A eficácia da imunoterapia com células CAR-T contra a leucemia pediátrica já foi demonstrada. Os tumores sólidos podem ser os próximos, consideram os médicos e investigadores.
O tratamento com células CAR-T administrado em Emily deu-lhe mais tempo de vida, mas não foi a panaceia que ela esperava. Emily acabou por falecer, pouco depois do seu 20.º aniversário. Mas o facto de as células CAR-T se terem mostrado toleráveis pelo seu organismo, com indícios de atividade anticancerígena, significa que o esforço não foi em vão.
Os investigadores e médicos acreditam que este passo foi fundamental para direcionar e aplicar de forma mais eficaz a imunoterapia com células CAR-T também contra tumores sólidos em doentes em idade pediátrica.
Atualmente, “existem vários pacientes – um número considerável – que estão já a obter benefícios” com esta terapia em tumores sólidos, destaca Crystal Mackall, investigador em imunoterapia contra o cancro na Escola de Medicina da Universidade de Stanford, na Califórnia, nos Estados Unidos.

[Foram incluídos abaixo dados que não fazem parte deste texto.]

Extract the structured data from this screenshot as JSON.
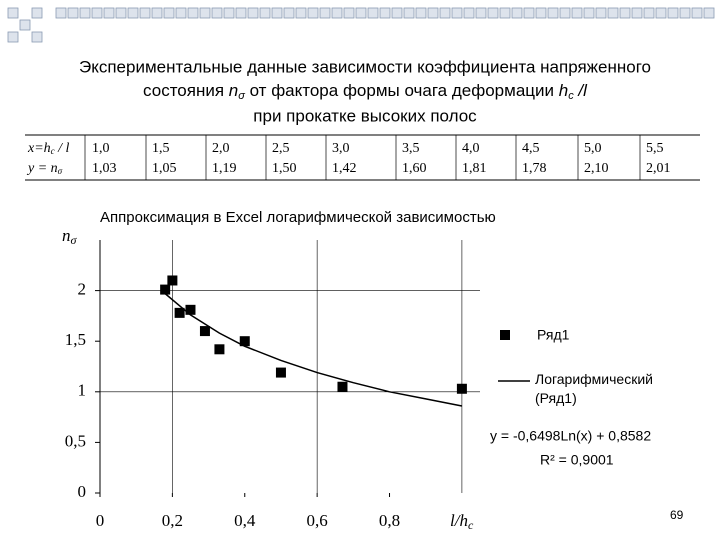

Juntamente com os seus colegas, Mackall tratou já cerca de uma dúzia de crianças com DIPG com células CAR-T diferenciadas. Os investigadores até observaram uma eliminação quase completa do cancro cerebral num dos adolescentes tratados.
Isto revela o potencial do tratamento, aponta, por sua vez, Nicholas Vitanza, neuro-oncologista do Hospital Infantil de Seattle que tratou Emily. “É o que nos leva a melhorar a próxima geração de células CAR-T”, afirma.
As melhorias surgem de várias vertentes e áreas e no tratamento de diferentes tipos de tumores sólidos pediátricos. Os cientistas estão a descobrir novos alvos que podem levar ao desenvolvimento de terapias mais seguras e eficazes contra tumores sólidos. Circuitos genéticos adicionais estão a ser usados para ajudar as células CART-T a persistirem por mais tempo e permanecerem ativas no organismo. Os investigadores também estão a encontrar formas de reverter a capacidade dos tumores de suprimir as respostas imunológicas dos pacientes.
Assim, as novas descobertas realizadas abrem portas ao uso da imunoterapia com células CAR-T também em tumores sólidos em adultos e crianças. Mas a biologia dos tumores pediátricos, que decorrem principalmente de irregularidades nos estágios iniciais do desenvolvimento celular, é diferente da dos cancros que ocorrem nos adultos, que surgem tipicamente ao longo da vida devido a mutações adquiridas.
Devido a esses mecanismos distintos da doença, os investigadores reforçam que, apesar dos avanços já obtidos, é necessário e imperioso continuar a haver um esforço de descoberta e investigação dedicado para adaptar o “design” das células CAR-T ao tratamento dos vários tipos de cancros infantis.